Les années quatre-vingt-dix connurent, à la fin de la guerre froide une énorme ouverture des marchés. Malheureusement, de profonds bouleversements ont commencé à sévir dans le monde, notamment : L’accroissement de l’insécurité internationale, l’invasion brutale des activités criminelles dans l’économie ainsi que l’exaspération de la concurrence et l’accroissement des pratiques déloyales, imputables aux nouvelles formes de la compétition économiques : espionnage, terrorisme, déstabilisation, sabotage, pression politique etc…

C’est ainsi que de nos jours, la sureté devient un enjeu majeur pour toute entreprise. Un management rigoureux des menaces et une stratégie de gestion et de prévention de crise s’imposent. L’anticipation et la prévention des malveillances sont de mise, ils occupent de plus en plus une place capitale qui s’articule autour de la communication de crise, de relations publiques stratégiques et de l’intelligence économique… Ces nouvelles disciplines œuvrent pour la consolidation de l’influence et la gestion de réputation.

La naissance des vulnérabilités de l’entreprise Avant d’identifier les différentes menaces pesant sur les entreprises, il convient de distinguer le risque de la menace. Le risque découle d’un danger statistique, alors que la menace traduit une volonté de nuire.
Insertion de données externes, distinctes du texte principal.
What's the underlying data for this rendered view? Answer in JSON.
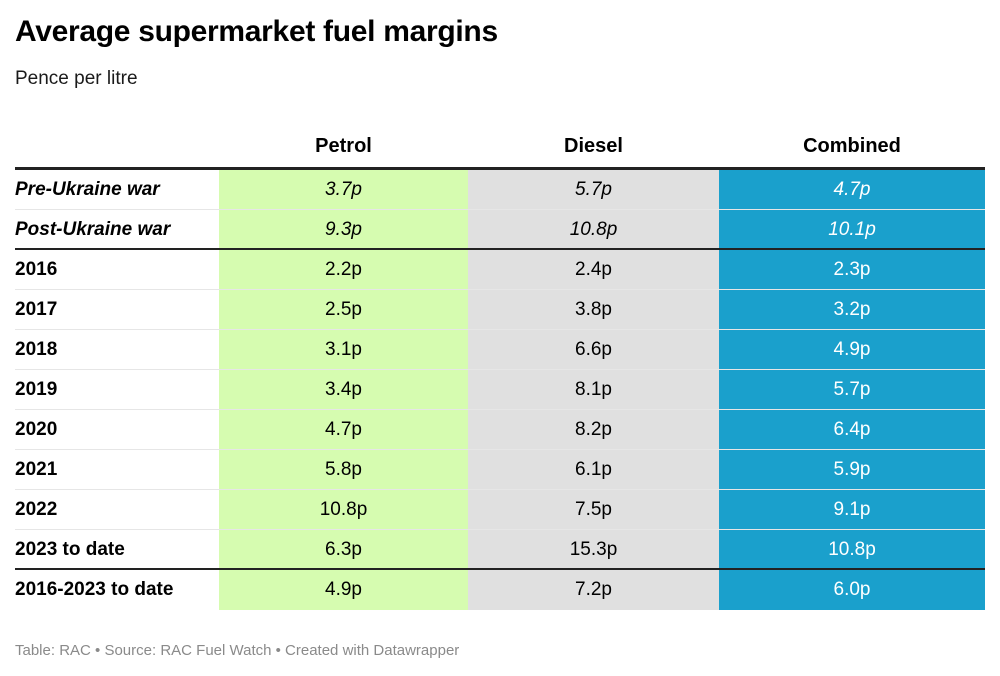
{
  "title": "Average supermarket fuel margins",
  "subtitle": "Pence per litre",
  "footer": "Table: RAC • Source: RAC Fuel Watch • Created with Datawrapper",
  "colors": {
    "petrol": "#d6fcb0",
    "diesel": "#e0e0e0",
    "combined": "#1aa0cc"
  },
  "chart_data": {
    "type": "table",
    "columns": [
      "Petrol",
      "Diesel",
      "Combined"
    ],
    "rows": [
      {
        "label": "Pre-Ukraine war",
        "italic": true,
        "petrol": "3.7p",
        "diesel": "5.7p",
        "combined": "4.7p"
      },
      {
        "label": "Post-Ukraine war",
        "italic": true,
        "petrol": "9.3p",
        "diesel": "10.8p",
        "combined": "10.1p"
      },
      {
        "label": "2016",
        "petrol": "2.2p",
        "diesel": "2.4p",
        "combined": "2.3p"
      },
      {
        "label": "2017",
        "petrol": "2.5p",
        "diesel": "3.8p",
        "combined": "3.2p"
      },
      {
        "label": "2018",
        "petrol": "3.1p",
        "diesel": "6.6p",
        "combined": "4.9p"
      },
      {
        "label": "2019",
        "petrol": "3.4p",
        "diesel": "8.1p",
        "combined": "5.7p"
      },
      {
        "label": "2020",
        "petrol": "4.7p",
        "diesel": "8.2p",
        "combined": "6.4p"
      },
      {
        "label": "2021",
        "petrol": "5.8p",
        "diesel": "6.1p",
        "combined": "5.9p"
      },
      {
        "label": "2022",
        "petrol": "10.8p",
        "diesel": "7.5p",
        "combined": "9.1p"
      },
      {
        "label": "2023 to date",
        "petrol": "6.3p",
        "diesel": "15.3p",
        "combined": "10.8p"
      },
      {
        "label": "2016-2023 to date",
        "petrol": "4.9p",
        "diesel": "7.2p",
        "combined": "6.0p"
      }
    ]
  }
}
Il sied de savoir également que les risques résultent de l’interaction entre les facteurs intrinsèques et extrinsèques non malveillants. Quant aux menaces, elles sont des facteurs extrinsèques, malveillants, intentionnel. D’où la naissance de la vulnérabilité des entreprises qui représente quant à elle la perméabilité aux risques et menaces. La vulnérabilité de l’entreprise est donc un facteur intrinsèque, correspondant à des faiblesses du système qui le rendent sensible à une menace ou a un risque.

En effet, la menace révèle une intention hostile. Pour être littéralement constituée, une menace doit disposer des moyens réels et nécessaires pour faire courir un danger incontestable à une organisation, des personnes ou des sites.

Quant au risque, il signifie le concours d’un aléa positif ou négatif. Lorsque l’évènement se produit, l’importance de l’impact dépendra du degré de la réactivité qui peut/ ou pas contrebalancer les effets négatifs. Les sinistres sont par exemple le résultat d’attaques réussis ou de risque opéré.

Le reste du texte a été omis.